30 Oct 2018

The Sampler: Student Flat Reunion by Superturtle

From The Sampler, 7:30 pm on 30 October 2018

Auckland's Superturtle come from a place where it's always the early 80s. Nick Bollinger stops by for a listen.

Superturtle

Superturtle Photo: supplied

Superturtle is an Auckland band who have made four albums since they began around ten years ago. Curiously, each one sounds older than the one before it – which I think means they are getting closer to their goal.

The album is called Student Flat Reunion, and if your student flatting days were in the early 80s then you’ll be struck by the aptness of the title, because musically that’s right where Superturtle live. With bright brittle riffs, crisp economical drumming, a synthesiser that sounds like it’s fallen into the hands of a humanoid and the nervously intense vocals of Darren McShane, they are like a band that has just crawled out from under the ground-zero rubble of punk.

Student Flat Reunion

Student Flat Reunion Photo: supplied

Early 80s post-punk has been a popular reference point for a lot of music in this everything-revived-at-once century. We’ve heard it in the Strokes, Interpol and Franz Ferdinand, to cite just some of the bigger names. But in a way Superturtle sound even more authentic than those revivalists. It’s not as though they are self-consciously quoting from some uber-cool record collection; it’s just who they are.

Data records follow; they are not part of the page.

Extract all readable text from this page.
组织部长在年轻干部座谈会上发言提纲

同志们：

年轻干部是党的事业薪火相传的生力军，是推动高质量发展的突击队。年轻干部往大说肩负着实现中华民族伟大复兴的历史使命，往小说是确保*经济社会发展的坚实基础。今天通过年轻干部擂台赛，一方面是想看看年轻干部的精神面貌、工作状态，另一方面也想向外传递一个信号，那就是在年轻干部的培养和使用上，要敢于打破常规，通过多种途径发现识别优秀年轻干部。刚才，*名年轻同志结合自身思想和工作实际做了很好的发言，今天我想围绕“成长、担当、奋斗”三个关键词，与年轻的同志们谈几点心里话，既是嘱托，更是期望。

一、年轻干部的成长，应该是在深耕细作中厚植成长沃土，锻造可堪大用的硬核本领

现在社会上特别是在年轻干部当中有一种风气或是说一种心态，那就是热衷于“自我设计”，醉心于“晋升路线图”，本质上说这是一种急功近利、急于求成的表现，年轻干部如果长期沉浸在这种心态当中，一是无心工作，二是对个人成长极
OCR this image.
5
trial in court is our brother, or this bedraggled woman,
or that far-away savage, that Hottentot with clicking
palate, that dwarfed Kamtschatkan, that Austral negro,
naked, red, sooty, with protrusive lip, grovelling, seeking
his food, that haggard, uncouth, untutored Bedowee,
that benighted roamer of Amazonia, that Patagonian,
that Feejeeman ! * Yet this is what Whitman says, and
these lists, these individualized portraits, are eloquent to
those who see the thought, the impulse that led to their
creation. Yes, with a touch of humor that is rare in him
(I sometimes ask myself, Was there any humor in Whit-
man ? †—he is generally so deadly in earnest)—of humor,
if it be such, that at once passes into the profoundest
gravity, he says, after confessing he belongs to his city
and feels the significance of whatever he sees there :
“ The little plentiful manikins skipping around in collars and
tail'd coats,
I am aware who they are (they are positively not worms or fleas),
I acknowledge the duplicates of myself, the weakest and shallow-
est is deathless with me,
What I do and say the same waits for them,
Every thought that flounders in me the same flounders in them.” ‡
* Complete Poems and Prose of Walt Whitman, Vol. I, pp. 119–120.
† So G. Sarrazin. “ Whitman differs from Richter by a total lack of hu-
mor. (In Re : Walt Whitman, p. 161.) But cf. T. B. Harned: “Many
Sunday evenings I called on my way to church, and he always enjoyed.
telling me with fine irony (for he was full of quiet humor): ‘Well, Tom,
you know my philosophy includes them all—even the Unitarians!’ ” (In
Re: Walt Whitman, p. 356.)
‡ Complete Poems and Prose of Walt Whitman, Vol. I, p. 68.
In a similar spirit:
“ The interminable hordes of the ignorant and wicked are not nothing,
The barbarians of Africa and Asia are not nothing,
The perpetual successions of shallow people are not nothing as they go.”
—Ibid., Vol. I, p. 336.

Part of what gives the music its 80s quality is the way it’s been recorded. McShane is an analogue geek with his own studio, where Superturtle record – and in much the same way, I suspect, as bands did in those pre-digital, post-punk days. The sound is vibrant and alive in a way that’s missing from so many modern recordings, with all their ones and zeroes.

But it’s also the freshness with which this group executes their ideas. Listen to the conversation that seems to be going on between the synth and McShane’s voice in a song like ‘Transatlantic Affairs’, before he ultimately synthesises the voice itself. You’ve surely heard that sound before, yet here it feels like a brand new effect they’ve just stumbled on and can’t wait to try out.

Then there’s the mood of the songs themselves. McShane’s lyrics are political in the same way a lot of post-punk was; not focused on any cause in particular but rather making a general stand against the system and a strong alignment with the proletariat.

Superturtle might appear to have just emerged from a Tardis clutching albums by Devo, Televsion and a copy of David Bowie’s Low, but that era wasn’t big on nostalgia, and really, neither are these guys. You don’t get the sense that Superturtle are pining for the good old days, flat reunions aside. Rather, this is simply their idea of what a band should sound like. And listening to this persuasive album, I find myself nodding in agreement.